Among the rest, solady is the most gas efficient one. All functions compared in the solady library have relatively low gas consumption, and it provides the most comprehensive functionalities, which makes it preferred for advanced users. However, it's worth noting that only OpenZeppelin (opens in a new tab) and Solmate (opens in a new tab) have been audited by external security teams. And even Solmate is not designed with user safety in mind, so before shooting your foot, one should thoroughly read the documentation and understand the library.

The good news is, Cantina decided to audit Solady library as a public goods project, you can monitor their status here (opens in a new tab)

Proper fuzz campaigns

To ensure the correctness of the fuzzing, we ran the proper fuzzing campaigns with 9999999 runs. Typically it's not necessary to run that many times during development, but as security researchers we want to cover as many cases as possible.

You can change the number of runs in foundry.toml (opens in a new tab). More runs mean there are more random inputs fed into the functions. If you instead want to run quick tests, eg. for CI, adjust the configuration according to your needs.

Build on our example

In the vast landscape of Solidity libraries, fixed-point arithmetic is just one aspect. To expand the scope of this research, we could compare libraries handling different functionalities, with different pragma versions. This would provide a broader understanding of the security landscape across different use cases and Solidity versions.

Furthermore, we could leverage scripting to automate the input generation and analysis process for the forge test. This would allow us to identify potential bias in the inputs and ensure a fair and comprehensive evaluation of the libraries.

Conclusion

The primary intent of our differential fuzzing campaign was to uncover any significant discrepancies in the outputs produced by Solidity fixed-point libraries of OpenZeppelin, Solmate, Solady, and PRB-Math. Although the libraries demonstrated broad compatibility, our extensive testing uncovered minor differences in the way they handle edge cases, particularly within the Log2 and mulDiv functions. While these disparities might seem minor, they could lead to unexpected behaviors in smart contracts, hence their importance.

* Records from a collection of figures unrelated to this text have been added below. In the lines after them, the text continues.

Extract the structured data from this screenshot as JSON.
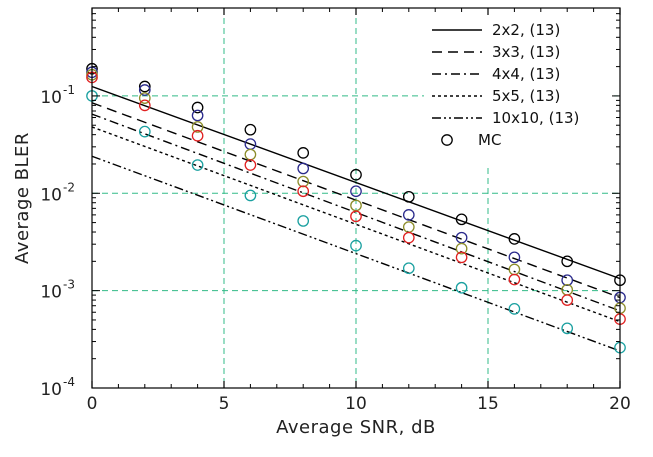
{
  "chart_data": {
    "type": "line",
    "title": "",
    "xlabel": "Average SNR, dB",
    "ylabel": "Average BLER",
    "x_axis": {
      "range": [
        0,
        20
      ],
      "ticks": [
        0,
        5,
        10,
        15,
        20
      ],
      "tick_labels": [
        "0",
        "5",
        "10",
        "15",
        "20"
      ]
    },
    "y_axis": {
      "scale": "log",
      "range": [
        0.0001,
        0.8
      ],
      "ticks": [
        0.0001,
        0.001,
        0.01,
        0.1
      ],
      "tick_labels": [
        {
          "base": "10",
          "exp": "-4"
        },
        {
          "base": "10",
          "exp": "-3"
        },
        {
          "base": "10",
          "exp": "-2"
        },
        {
          "base": "10",
          "exp": "-1"
        }
      ]
    },
    "grid": {
      "style": "dashed",
      "color": "#33bb88",
      "x": [
        5,
        10,
        15
      ],
      "y": [
        0.001,
        0.01,
        0.1
      ]
    },
    "legend": {
      "position": "top-right"
    },
    "series": [
      {
        "name": "2x2, (13)",
        "kind": "line",
        "dash": "",
        "color": "#000000",
        "points": [
          [
            0,
            0.125
          ],
          [
            20,
            0.00133
          ]
        ]
      },
      {
        "name": "3x3, (13)",
        "kind": "line",
        "dash": "10 6",
        "color": "#000000",
        "points": [
          [
            0,
            0.085
          ],
          [
            20,
            0.00085
          ]
        ]
      },
      {
        "name": "4x4, (13)",
        "kind": "line",
        "dash": "9 4 2 4",
        "color": "#000000",
        "points": [
          [
            0,
            0.065
          ],
          [
            20,
            0.00062
          ]
        ]
      },
      {
        "name": "5x5, (13)",
        "kind": "line",
        "dash": "3 3",
        "color": "#000000",
        "points": [
          [
            0,
            0.048
          ],
          [
            20,
            0.00048
          ]
        ]
      },
      {
        "name": "10x10, (13)",
        "kind": "line",
        "dash": "9 3 2 3 2 3",
        "color": "#000000",
        "points": [
          [
            0,
            0.024
          ],
          [
            20,
            0.00024
          ]
        ]
      },
      {
        "name": "MC",
        "kind": "marker",
        "color": "#000000",
        "points": []
      }
    ],
    "mc_points": [
      {
        "color": "#000000",
        "points": [
          [
            0,
            0.19
          ],
          [
            2,
            0.125
          ],
          [
            4,
            0.076
          ],
          [
            6,
            0.045
          ],
          [
            8,
            0.026
          ],
          [
            10,
            0.0155
          ],
          [
            12,
            0.0092
          ],
          [
            14,
            0.0054
          ],
          [
            16,
            0.0034
          ],
          [
            18,
            0.002
          ],
          [
            20,
            0.00128
          ]
        ]
      },
      {
        "color": "#2a2a8c",
        "points": [
          [
            0,
            0.175
          ],
          [
            2,
            0.115
          ],
          [
            4,
            0.063
          ],
          [
            6,
            0.032
          ],
          [
            8,
            0.018
          ],
          [
            10,
            0.0105
          ],
          [
            12,
            0.006
          ],
          [
            14,
            0.0035
          ],
          [
            16,
            0.0022
          ],
          [
            18,
            0.00128
          ],
          [
            20,
            0.00085
          ]
        ]
      },
      {
        "color": "#8c8c2a",
        "points": [
          [
            0,
            0.165
          ],
          [
            2,
            0.095
          ],
          [
            4,
            0.048
          ],
          [
            6,
            0.025
          ],
          [
            8,
            0.0132
          ],
          [
            10,
            0.0075
          ],
          [
            12,
            0.0045
          ],
          [
            14,
            0.0027
          ],
          [
            16,
            0.00165
          ],
          [
            18,
            0.00102
          ],
          [
            20,
            0.00066
          ]
        ]
      },
      {
        "color": "#e02020",
        "points": [
          [
            0,
            0.155
          ],
          [
            2,
            0.08
          ],
          [
            4,
            0.039
          ],
          [
            6,
            0.0195
          ],
          [
            8,
            0.0105
          ],
          [
            10,
            0.0058
          ],
          [
            12,
            0.0035
          ],
          [
            14,
            0.0022
          ],
          [
            16,
            0.0013
          ],
          [
            18,
            0.0008
          ],
          [
            20,
            0.00051
          ]
        ]
      },
      {
        "color": "#1aa0a0",
        "points": [
          [
            0,
            0.1
          ],
          [
            2,
            0.043
          ],
          [
            4,
            0.0195
          ],
          [
            6,
            0.0095
          ],
          [
            8,
            0.0052
          ],
          [
            10,
            0.0029
          ],
          [
            12,
            0.0017
          ],
          [
            14,
            0.00107
          ],
          [
            16,
            0.00065
          ],
          [
            18,
            0.00041
          ],
          [
            20,
            0.00026
          ]
        ]
      }
    ]
  }
}
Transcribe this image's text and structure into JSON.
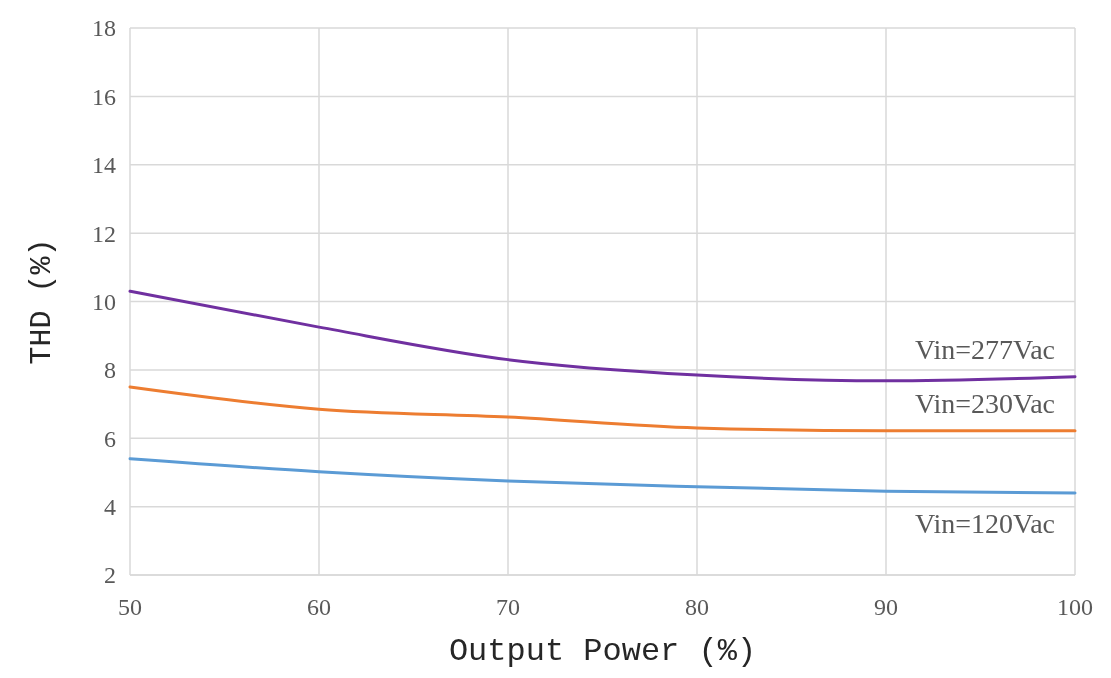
{
  "chart_data": {
    "type": "line",
    "xlabel": "Output Power (%)",
    "ylabel": "THD (%)",
    "x": [
      50,
      60,
      70,
      80,
      90,
      100
    ],
    "xlim": [
      50,
      100
    ],
    "xticks": [
      50,
      60,
      70,
      80,
      90,
      100
    ],
    "ylim": [
      2,
      18
    ],
    "yticks": [
      2,
      4,
      6,
      8,
      10,
      12,
      14,
      16,
      18
    ],
    "grid": true,
    "marker": "none",
    "line_style": "solid",
    "series": [
      {
        "name": "Vin=277Vac",
        "color": "#7030a0",
        "values": [
          10.3,
          9.25,
          8.3,
          7.85,
          7.68,
          7.8
        ]
      },
      {
        "name": "Vin=230Vac",
        "color": "#ed7d31",
        "values": [
          7.5,
          6.85,
          6.62,
          6.3,
          6.22,
          6.22
        ]
      },
      {
        "name": "Vin=120Vac",
        "color": "#5b9bd5",
        "values": [
          5.4,
          5.02,
          4.75,
          4.58,
          4.45,
          4.4
        ]
      }
    ]
  }
}
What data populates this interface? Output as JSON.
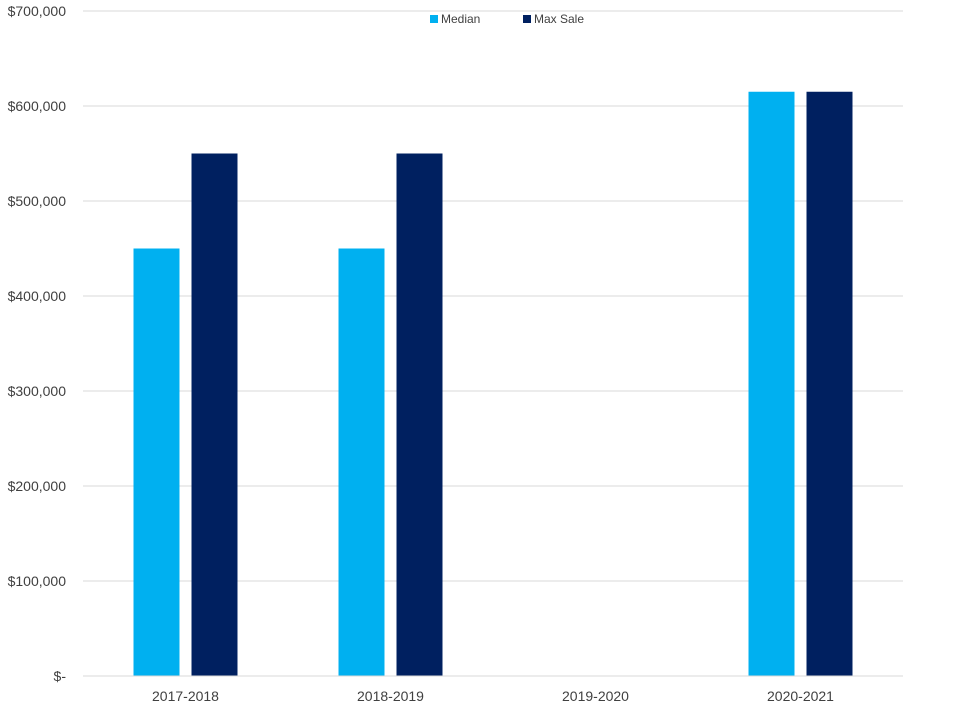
{
  "chart_data": {
    "type": "bar",
    "categories": [
      "2017-2018",
      "2018-2019",
      "2019-2020",
      "2020-2021"
    ],
    "series": [
      {
        "name": "Median",
        "color": "#00B0F0",
        "values": [
          450000,
          450000,
          null,
          615000
        ]
      },
      {
        "name": "Max Sale",
        "color": "#002060",
        "values": [
          550000,
          550000,
          null,
          615000
        ]
      }
    ],
    "y_ticks": [
      "$-",
      "$100,000",
      "$200,000",
      "$300,000",
      "$400,000",
      "$500,000",
      "$600,000",
      "$700,000"
    ],
    "ylim": [
      0,
      700000
    ],
    "y_tick_step": 100000,
    "grid": true,
    "legend_position": "top-center"
  }
}
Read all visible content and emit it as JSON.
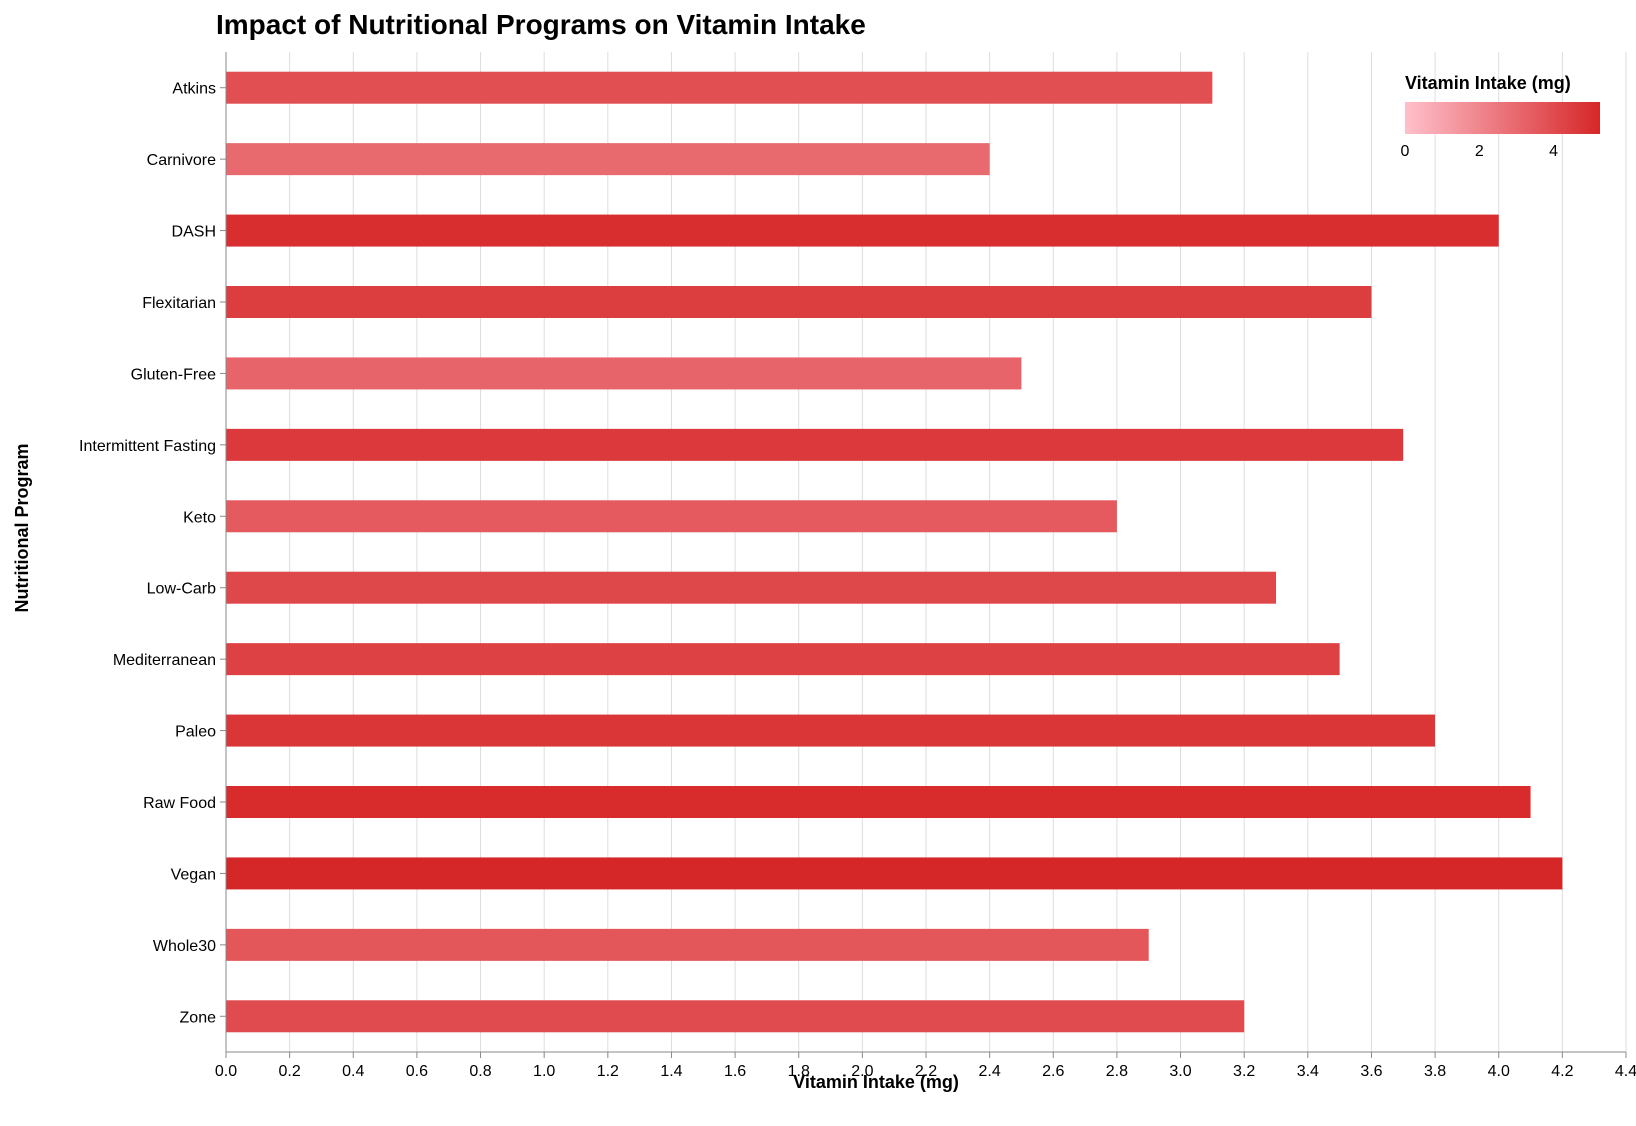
{
  "chart_data": {
    "type": "bar",
    "orientation": "horizontal",
    "title": "Impact of Nutritional Programs on Vitamin Intake",
    "xlabel": "Vitamin Intake (mg)",
    "ylabel": "Nutritional Program",
    "xlim": [
      0,
      4.4
    ],
    "x_ticks": [
      "0.0",
      "0.2",
      "0.4",
      "0.6",
      "0.8",
      "1.0",
      "1.2",
      "1.4",
      "1.6",
      "1.8",
      "2.0",
      "2.2",
      "2.4",
      "2.6",
      "2.8",
      "3.0",
      "3.2",
      "3.4",
      "3.6",
      "3.8",
      "4.0",
      "4.2",
      "4.4"
    ],
    "grid": true,
    "categories": [
      "Atkins",
      "Carnivore",
      "DASH",
      "Flexitarian",
      "Gluten-Free",
      "Intermittent Fasting",
      "Keto",
      "Low-Carb",
      "Mediterranean",
      "Paleo",
      "Raw Food",
      "Vegan",
      "Whole30",
      "Zone"
    ],
    "values": [
      3.1,
      2.4,
      4.0,
      3.6,
      2.5,
      3.7,
      2.8,
      3.3,
      3.5,
      3.8,
      4.1,
      4.2,
      2.9,
      3.2
    ],
    "color_scale": {
      "domain": [
        0,
        4.2
      ],
      "range": [
        "#ffc0cb",
        "#d62728"
      ]
    },
    "legend": {
      "title": "Vitamin Intake (mg)",
      "placement": "top-right",
      "labels": [
        "0",
        "2",
        "4"
      ]
    }
  }
}
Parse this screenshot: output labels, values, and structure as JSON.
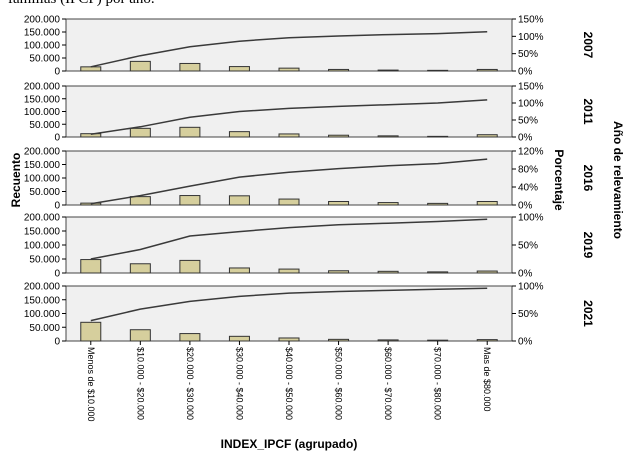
{
  "caption": "familias (IPCF) por año.",
  "chart_data": {
    "type": "bar",
    "categories": [
      "Menos de $10.000",
      "$10.000 - $20.000",
      "$20.000 - $30.000",
      "$30.000 - $40.000",
      "$40.000 - $50.000",
      "$50.000 - $60.000",
      "$60.000 - $70.000",
      "$70.000 - $80.000",
      "Mas de $80.000"
    ],
    "xlabel": "INDEX_IPCF (agrupado)",
    "ylabel": "Recuento",
    "y2label": "Porcentaje",
    "facet_label": "Año de relevamiento",
    "bar_color": "#d6cf9d",
    "line_color": "#3a3a3a",
    "panel_background": "#f0f0f0",
    "panels": [
      {
        "year": "2007",
        "ylim": [
          0,
          200000
        ],
        "yticks": [
          "200.000",
          "150.000",
          "100.000",
          "50.000",
          "0"
        ],
        "y2lim": [
          0,
          150
        ],
        "y2ticks": [
          "150%",
          "100%",
          "50%",
          "0%"
        ],
        "values": [
          16000,
          37000,
          29000,
          17000,
          11000,
          6000,
          3500,
          2500,
          6000
        ],
        "cumulative_pct": [
          12,
          44,
          70,
          86,
          96,
          101,
          105,
          108,
          113
        ]
      },
      {
        "year": "2011",
        "ylim": [
          0,
          200000
        ],
        "yticks": [
          "200.000",
          "150.000",
          "100.000",
          "50.000",
          "0"
        ],
        "y2lim": [
          0,
          150
        ],
        "y2ticks": [
          "150%",
          "100%",
          "50%",
          "0%"
        ],
        "values": [
          13000,
          34000,
          38000,
          21000,
          12000,
          7000,
          4500,
          2500,
          9000
        ],
        "cumulative_pct": [
          8,
          30,
          58,
          75,
          84,
          90,
          95,
          100,
          109
        ]
      },
      {
        "year": "2016",
        "ylim": [
          0,
          200000
        ],
        "yticks": [
          "200.000",
          "150.000",
          "100.000",
          "50.000",
          "0"
        ],
        "y2lim": [
          0,
          120
        ],
        "y2ticks": [
          "120%",
          "80%",
          "40%",
          "0%"
        ],
        "values": [
          7000,
          31000,
          35000,
          34000,
          22000,
          13000,
          9000,
          6000,
          13000
        ],
        "cumulative_pct": [
          3,
          21,
          42,
          62,
          73,
          81,
          87,
          92,
          102
        ]
      },
      {
        "year": "2019",
        "ylim": [
          0,
          200000
        ],
        "yticks": [
          "200.000",
          "150.000",
          "100.000",
          "50.000",
          "0"
        ],
        "y2lim": [
          0,
          100
        ],
        "y2ticks": [
          "100%",
          "50%",
          "0%"
        ],
        "values": [
          48000,
          33000,
          45000,
          18000,
          14000,
          8000,
          6000,
          4000,
          7000
        ],
        "cumulative_pct": [
          25,
          42,
          66,
          74,
          81,
          86,
          89,
          92,
          96
        ]
      },
      {
        "year": "2021",
        "ylim": [
          0,
          200000
        ],
        "yticks": [
          "200.000",
          "150.000",
          "100.000",
          "50.000",
          "0"
        ],
        "y2lim": [
          0,
          100
        ],
        "y2ticks": [
          "100%",
          "50%",
          "0%"
        ],
        "values": [
          68000,
          41000,
          27000,
          17000,
          11000,
          6000,
          4000,
          3000,
          5000
        ],
        "cumulative_pct": [
          37,
          58,
          72,
          81,
          87,
          90,
          92,
          94,
          96
        ]
      }
    ]
  }
}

Through this work, we hope to provide developers with detailed insights that can guide their decisions when choosing libraries for their smart contract applications. Our study didn't find any significant deviations among the libraries. However, the slight differences we observed serve as a reminder of the importance of thorough testing and understanding of the code we use.

In the world of blockchain, where code is law, ensuring the robustness and security of our smart contracts is paramount. The differential fuzzing of Solidity libraries is one step towards achieving this goal, providing a higher level of assurance than unit tests alone can offer. We look forward to seeing how this methodology will be employed and further developed by the web3 development community.